On my “good days” I would get small, short bursts of energy giving me very limited communication and functionality. But I would instantly become frail once I had used that energy supply – most times that was just a few minutes of any activity. Once I “hit the wall” as I now call it, my “good day” would immediately become exactly like my “bad days” and what I call my “baseline” would be significantly lowered.
Soon it would progress further and by April 2009 I would be consistently too weak and frail to move at all and I became entirely bedridden, confined to an over-sized chair at the back of our house – for a very long time. No more “good days”.
It would be years of continuous pain, struggle and shame until I was diagnosed with Mitochondrial damage, which explains all of my symptoms and their confusing patterns. Mitochondria are the powerhouse of each of our cells and Mitochondria are responsible for over 90% of the energy needed by the body to sustain life.

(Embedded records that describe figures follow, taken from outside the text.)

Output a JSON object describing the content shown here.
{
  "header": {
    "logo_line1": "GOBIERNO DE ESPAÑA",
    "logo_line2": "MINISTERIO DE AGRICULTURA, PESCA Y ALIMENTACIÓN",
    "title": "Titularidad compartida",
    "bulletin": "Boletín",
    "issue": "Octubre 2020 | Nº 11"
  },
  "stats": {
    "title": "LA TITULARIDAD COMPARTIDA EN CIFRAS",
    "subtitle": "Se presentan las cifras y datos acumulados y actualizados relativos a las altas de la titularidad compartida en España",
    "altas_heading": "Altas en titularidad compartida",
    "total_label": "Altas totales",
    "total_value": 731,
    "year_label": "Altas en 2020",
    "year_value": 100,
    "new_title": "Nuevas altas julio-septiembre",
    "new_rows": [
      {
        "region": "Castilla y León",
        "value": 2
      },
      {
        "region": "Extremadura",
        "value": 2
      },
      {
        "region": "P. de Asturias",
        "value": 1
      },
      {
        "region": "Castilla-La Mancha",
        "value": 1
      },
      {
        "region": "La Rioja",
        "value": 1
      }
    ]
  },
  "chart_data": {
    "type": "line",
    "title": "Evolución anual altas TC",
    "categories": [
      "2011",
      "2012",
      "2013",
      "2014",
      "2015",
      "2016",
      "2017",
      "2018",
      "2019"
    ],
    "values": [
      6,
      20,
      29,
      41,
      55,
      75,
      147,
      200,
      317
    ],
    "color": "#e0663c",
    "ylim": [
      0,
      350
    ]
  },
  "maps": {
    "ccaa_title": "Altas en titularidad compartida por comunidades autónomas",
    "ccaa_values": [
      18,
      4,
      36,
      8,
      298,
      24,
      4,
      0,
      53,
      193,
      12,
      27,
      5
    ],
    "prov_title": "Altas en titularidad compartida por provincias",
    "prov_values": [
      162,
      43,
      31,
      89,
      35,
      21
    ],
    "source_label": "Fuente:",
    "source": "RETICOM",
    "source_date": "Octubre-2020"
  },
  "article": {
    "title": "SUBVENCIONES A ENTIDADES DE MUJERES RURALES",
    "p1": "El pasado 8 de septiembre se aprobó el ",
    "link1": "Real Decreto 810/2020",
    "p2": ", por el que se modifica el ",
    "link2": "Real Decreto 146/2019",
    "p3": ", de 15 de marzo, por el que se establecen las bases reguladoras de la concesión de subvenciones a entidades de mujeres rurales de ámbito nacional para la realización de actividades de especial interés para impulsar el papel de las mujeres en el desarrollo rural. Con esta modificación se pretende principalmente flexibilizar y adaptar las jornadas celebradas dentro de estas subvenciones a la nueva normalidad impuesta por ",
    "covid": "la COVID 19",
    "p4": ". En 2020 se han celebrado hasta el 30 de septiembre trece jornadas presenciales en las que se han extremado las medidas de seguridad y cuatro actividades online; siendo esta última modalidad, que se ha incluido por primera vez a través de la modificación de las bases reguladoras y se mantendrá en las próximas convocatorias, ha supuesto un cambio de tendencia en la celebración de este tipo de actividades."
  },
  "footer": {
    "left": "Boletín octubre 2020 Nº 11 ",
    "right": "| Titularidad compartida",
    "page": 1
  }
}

While I have fought hard to have made some improvements over the last 7 years, I am hardly what any sane person would consider ‘functional’. I can usually stand when I want to now, I can even walk from one side of the house to the other before I feel my batteries drain. On my good days I can walk short distances or even make a short trip to the grocery store. But I can’t do it twice. The physical toll is sizable, and once I spend energy I don’t get it back which generally means there’s not enough energy left in my cells to correctly run my organs and systems. Still, I get weak quickly and I am/have been in layers of intense pain beyond description or imagination – every second of every day for the last 2,555 days. I still cannot reliably care for myself and I count heavily on my wife to ensure I’m fed, have clothes to wear, explain situations/translate the world for me, etc. My world must now be very predictable and slow for me to have even a chance at understanding. I have taught myself to administer my own IV’s to help reduce the intensity of some of the painful symptoms and I have been forced to learn to be very economical with my energy budget. I am still largely housebound and I do not have enough strength or stamina to go on most family outings, no matter how short they may be. As a result, I have witnessed my young son experience the world through pictures that they take for Daddy. This is not a life. This is a tortuous prison filled with shame, guilt, struggle, heartbreak and agonizing pain from which there is no escape and for which there is no help.
Thank you for taking the time to read. I can only hope justice will be served and no more innocent lives destroyed by the unchecked greed of the Pharmaceutical industry. I was given this drug for a cough and it has so far nearly cost me my life. I wish I kept the cough.